Thousands of Irish farmers on drained peat soils will not know the impact a proposed EU nature law will have on their lands until two years after the law is passed under the timeframe of the legislation.

The European Commission plans on passing a nature restoration law by the end of the year, with a view to having the law come into effect in 2024.

The law was put forward last summer, with targets laid out for restoring a range of ecosystems in line with the EU Green Deal and with specific targets for the country’s estimated 330,000ha of drained farmed peatlands. However, no impact assessment has been carried out on the law to evaluate how many farmers will be affected, or what payments would be needed to compensate farmers if they agree to restore and rewet their lands.

If the law passes as it currently stands, Ireland will have two years to complete a national restoration plan, mapping all farmland on drained peat soils, as well as setting out which measures it intends to carry out on these lands to meet the targets agreed.

This plan will be required by 2026, necessitating a “huge data gathering exercise” over a “really, really tight” timeline, Áinle Ní Bhriain of the National Parks and Wildlife Service (NPWS) told an IFA meeting last week.

Minister of State Malcolm Noonan stated that “restoration does not mean rewetting to surface-level in all cases” and pointed to cutaway bogs on State lands as a way of meeting some of the targets.

However, the IFA remained completely opposed to the proposals and called on the EU to set out a pathway to its targets through voluntary agri-environmental schemes.

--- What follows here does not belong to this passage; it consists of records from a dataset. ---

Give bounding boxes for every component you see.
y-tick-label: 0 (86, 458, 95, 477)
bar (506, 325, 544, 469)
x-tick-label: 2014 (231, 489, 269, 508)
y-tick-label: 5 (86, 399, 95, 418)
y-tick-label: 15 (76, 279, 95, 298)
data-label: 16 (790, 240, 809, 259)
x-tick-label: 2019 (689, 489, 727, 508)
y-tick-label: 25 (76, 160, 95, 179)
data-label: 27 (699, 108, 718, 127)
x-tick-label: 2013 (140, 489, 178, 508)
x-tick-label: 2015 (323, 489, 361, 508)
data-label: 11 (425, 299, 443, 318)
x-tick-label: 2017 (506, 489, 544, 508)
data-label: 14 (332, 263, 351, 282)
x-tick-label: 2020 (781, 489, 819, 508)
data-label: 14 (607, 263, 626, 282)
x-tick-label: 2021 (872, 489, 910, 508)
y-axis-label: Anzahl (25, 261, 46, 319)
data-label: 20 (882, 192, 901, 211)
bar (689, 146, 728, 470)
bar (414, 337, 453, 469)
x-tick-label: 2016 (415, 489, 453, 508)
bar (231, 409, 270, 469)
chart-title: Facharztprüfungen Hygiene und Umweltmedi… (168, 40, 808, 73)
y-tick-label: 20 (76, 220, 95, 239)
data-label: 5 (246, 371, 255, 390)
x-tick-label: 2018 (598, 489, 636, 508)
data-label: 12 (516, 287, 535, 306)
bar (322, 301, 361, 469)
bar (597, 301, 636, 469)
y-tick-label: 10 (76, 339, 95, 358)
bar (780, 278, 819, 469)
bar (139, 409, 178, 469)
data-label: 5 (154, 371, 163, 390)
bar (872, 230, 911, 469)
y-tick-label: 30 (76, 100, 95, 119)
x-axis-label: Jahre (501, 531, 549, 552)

“You need to go back to the drawing board, you need to redesign this completely because, ultimately, when this becomes a law, the damage will have already been done,” IFA environment chair Paul O’Brien told the NPWS delegates.

Farmers attending the meeting expressed serious concerns that the law could sterilise their land by limiting the potential for productive farming on peat soils.

The NPWS’s Andy Bleasdale recognised farmers’ concerns but sought to reassure them that implementing the law will be different to imposing Natura 2000 designations.

“This is not a new designation attempt, this is not designation by stealth, it is not land sterilisation. I know those phrases based on experience of the past might worry you, but that is not the intention,” Bleasdale said.

There are around 330,000ha of drained, farmed peatlands in Ireland, but this estimate has to be verified. \ David Ruffles

An updated draft of the law outlining EU ministers’ views on the law suggests that targets could be softened and the push to rewet land eased, if their position is taken on board by MEPs and the European Commission.

This newest draft could save thousands of hectares of farmland from rewetting and restoration measures, when compared with what the Commission had initially put on the table.

It also suggests that rewetting should not mean making land “wet underfoot”, as had been initially proposed.

The EU ministers’ proposed targets are:

  • 2030: to restore 30% of drained, farmed peatlands, with half of this area rewet.
  • 2040: to restore 40% of drained, farmed peatlands, with half of this area rewet.
  • 2050: to restore 50% of drained, farmed peatlands, with half of this area rewet.
  • However, a cohort of green-leaning MEPs are seeking to amend the targets upwards instead of downwards, leaving the direction of the trilogue negotiations that will ultimately determine the final EU position still unclear.